Kurdukları sistem hakkında bilgi veren genç üretici Fatih Tural, "Hiçbir ilaç kullanmıyoruz. Toprağa verilen gübrenin 5'te biri kadar gübre veriyoruz. Gelecek nesiller için toprak kirliliğini ve nitrat kirliğini önlüyoruz. Topraksız olduğu için hem verim daha çok hem de çok lezzetli" dedi.
6 dönüm serada yılda 8 defa hasat aldıklarını belirten Fatih Tural, "Seralarımızı periyotlara böldük. Haftada bir hasat alıyoruz. Dönüme 20 bin marul ekiyoruz. 1 hasatta haftalık 11 bin marul topluyoruz. 30-40 kuruş masrafımıza gidiyor. Komisyoncular tanesini 90 kuruş-1 TL arasında alıyor. Bize ortalama bir maruldan 50 kuruş kar kalıyor" diye konuştu.
Türkiye'de daha çok dikey sistem olarak suyla üretim olduğunu aktaran Tural, "Biz de oradan örnek aldık ancak bizim yaptığımız gibi kimse yapmıyor. Biz havuz sistemiyle üretim yapıyoruz. Bu sistem daha çok Endonezya taraflarında var" ifadelerini kullandı.

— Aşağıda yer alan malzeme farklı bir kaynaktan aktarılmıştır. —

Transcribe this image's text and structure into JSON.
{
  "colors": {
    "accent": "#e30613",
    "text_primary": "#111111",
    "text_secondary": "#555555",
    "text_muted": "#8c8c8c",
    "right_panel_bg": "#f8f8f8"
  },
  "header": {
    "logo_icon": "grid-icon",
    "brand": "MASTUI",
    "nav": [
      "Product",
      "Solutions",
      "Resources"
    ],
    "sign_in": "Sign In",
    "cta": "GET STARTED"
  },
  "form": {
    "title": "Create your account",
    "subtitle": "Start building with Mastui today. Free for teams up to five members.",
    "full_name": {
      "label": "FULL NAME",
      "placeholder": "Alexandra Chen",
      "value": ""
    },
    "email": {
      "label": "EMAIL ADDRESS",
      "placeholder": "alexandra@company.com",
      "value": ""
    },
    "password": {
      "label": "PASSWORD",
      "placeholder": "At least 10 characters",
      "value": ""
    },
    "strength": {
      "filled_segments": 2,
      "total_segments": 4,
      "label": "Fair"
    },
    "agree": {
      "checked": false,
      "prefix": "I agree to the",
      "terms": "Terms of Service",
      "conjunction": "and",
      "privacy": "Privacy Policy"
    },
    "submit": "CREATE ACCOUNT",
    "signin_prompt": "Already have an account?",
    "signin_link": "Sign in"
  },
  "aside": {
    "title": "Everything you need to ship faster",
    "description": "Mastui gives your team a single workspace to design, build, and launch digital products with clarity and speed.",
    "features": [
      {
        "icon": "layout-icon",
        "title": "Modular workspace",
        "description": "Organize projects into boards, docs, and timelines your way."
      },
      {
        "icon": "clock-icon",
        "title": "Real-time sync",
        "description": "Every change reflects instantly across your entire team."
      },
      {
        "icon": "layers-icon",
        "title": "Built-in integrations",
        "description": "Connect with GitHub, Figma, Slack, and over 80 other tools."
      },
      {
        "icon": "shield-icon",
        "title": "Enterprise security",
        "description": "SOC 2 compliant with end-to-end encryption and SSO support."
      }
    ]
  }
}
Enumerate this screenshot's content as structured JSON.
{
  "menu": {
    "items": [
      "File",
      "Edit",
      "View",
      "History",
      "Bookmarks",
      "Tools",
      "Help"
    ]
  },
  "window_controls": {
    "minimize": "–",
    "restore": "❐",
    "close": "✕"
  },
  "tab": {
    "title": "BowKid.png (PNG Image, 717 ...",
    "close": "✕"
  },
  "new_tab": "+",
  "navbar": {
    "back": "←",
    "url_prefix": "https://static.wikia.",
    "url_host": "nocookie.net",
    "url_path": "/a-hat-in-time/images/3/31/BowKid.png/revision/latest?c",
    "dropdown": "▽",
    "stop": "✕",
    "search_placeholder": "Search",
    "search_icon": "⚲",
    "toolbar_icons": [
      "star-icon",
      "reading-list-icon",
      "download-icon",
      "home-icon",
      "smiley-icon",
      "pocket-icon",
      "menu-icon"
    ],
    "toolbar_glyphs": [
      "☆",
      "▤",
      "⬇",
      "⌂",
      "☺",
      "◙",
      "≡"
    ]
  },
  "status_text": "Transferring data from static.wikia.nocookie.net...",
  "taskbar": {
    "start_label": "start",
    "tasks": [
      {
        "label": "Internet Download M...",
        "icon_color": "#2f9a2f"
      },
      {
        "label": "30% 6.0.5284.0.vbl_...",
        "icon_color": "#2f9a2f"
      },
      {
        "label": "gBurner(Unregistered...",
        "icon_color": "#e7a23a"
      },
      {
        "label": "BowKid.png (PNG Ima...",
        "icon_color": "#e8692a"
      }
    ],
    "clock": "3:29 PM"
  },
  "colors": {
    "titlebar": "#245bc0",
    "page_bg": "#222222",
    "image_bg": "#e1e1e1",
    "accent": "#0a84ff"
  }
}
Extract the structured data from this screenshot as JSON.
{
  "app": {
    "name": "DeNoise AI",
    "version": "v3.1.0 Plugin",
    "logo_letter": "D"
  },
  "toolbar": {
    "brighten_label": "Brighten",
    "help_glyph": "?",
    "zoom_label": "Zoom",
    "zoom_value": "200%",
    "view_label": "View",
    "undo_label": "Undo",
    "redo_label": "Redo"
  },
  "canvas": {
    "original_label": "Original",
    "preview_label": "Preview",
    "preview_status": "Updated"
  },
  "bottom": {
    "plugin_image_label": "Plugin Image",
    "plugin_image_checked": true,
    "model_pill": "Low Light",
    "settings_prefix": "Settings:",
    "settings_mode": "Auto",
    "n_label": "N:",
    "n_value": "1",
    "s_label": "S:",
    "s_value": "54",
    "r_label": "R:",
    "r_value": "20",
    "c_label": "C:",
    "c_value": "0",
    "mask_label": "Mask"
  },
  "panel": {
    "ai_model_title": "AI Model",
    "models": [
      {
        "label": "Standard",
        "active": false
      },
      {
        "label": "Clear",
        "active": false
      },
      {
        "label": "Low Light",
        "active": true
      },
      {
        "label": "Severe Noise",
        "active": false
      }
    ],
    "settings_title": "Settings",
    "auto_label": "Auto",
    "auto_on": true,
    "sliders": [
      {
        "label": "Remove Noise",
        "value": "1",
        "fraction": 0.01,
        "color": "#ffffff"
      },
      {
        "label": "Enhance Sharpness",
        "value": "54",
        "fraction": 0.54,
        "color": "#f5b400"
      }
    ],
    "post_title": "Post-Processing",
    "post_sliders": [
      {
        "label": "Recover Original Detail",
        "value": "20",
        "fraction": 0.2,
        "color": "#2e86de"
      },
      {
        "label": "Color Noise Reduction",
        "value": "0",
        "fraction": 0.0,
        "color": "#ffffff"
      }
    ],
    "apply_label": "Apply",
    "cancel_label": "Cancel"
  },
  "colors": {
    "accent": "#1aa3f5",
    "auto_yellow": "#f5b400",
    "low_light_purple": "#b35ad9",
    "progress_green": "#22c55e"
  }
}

Fatih Tural'ın babası Ali Tural ise, "2 yıldır araştırıyoruz Hollanda, Amerika, Endonezya, Malezya'da bu teknikle üretim yapılıyor. Özellikle toprakları az olan ülkelerde yapılıyor bu sistem. Şu anda gayet güzel gidiyor. Bu teknikte birim alana daha fazla dikim yapabiliyorsun. Mahsul çok iyi oluyor. Hasat süresi toprağa göre daha kısa oluyor. Hiçbir şekilde ilaç kullanmıyoruz. İyi tarım uygulaması yapıyoruz. Bu ürünün yetişme süresinin kontrol edebiliyorsun. Diğer çiftçilerimize tavsiye ederiz ama iyi araştırmaları gerekir. Her su dolu olan yerde bu ürün yetişmez" diye konuştu.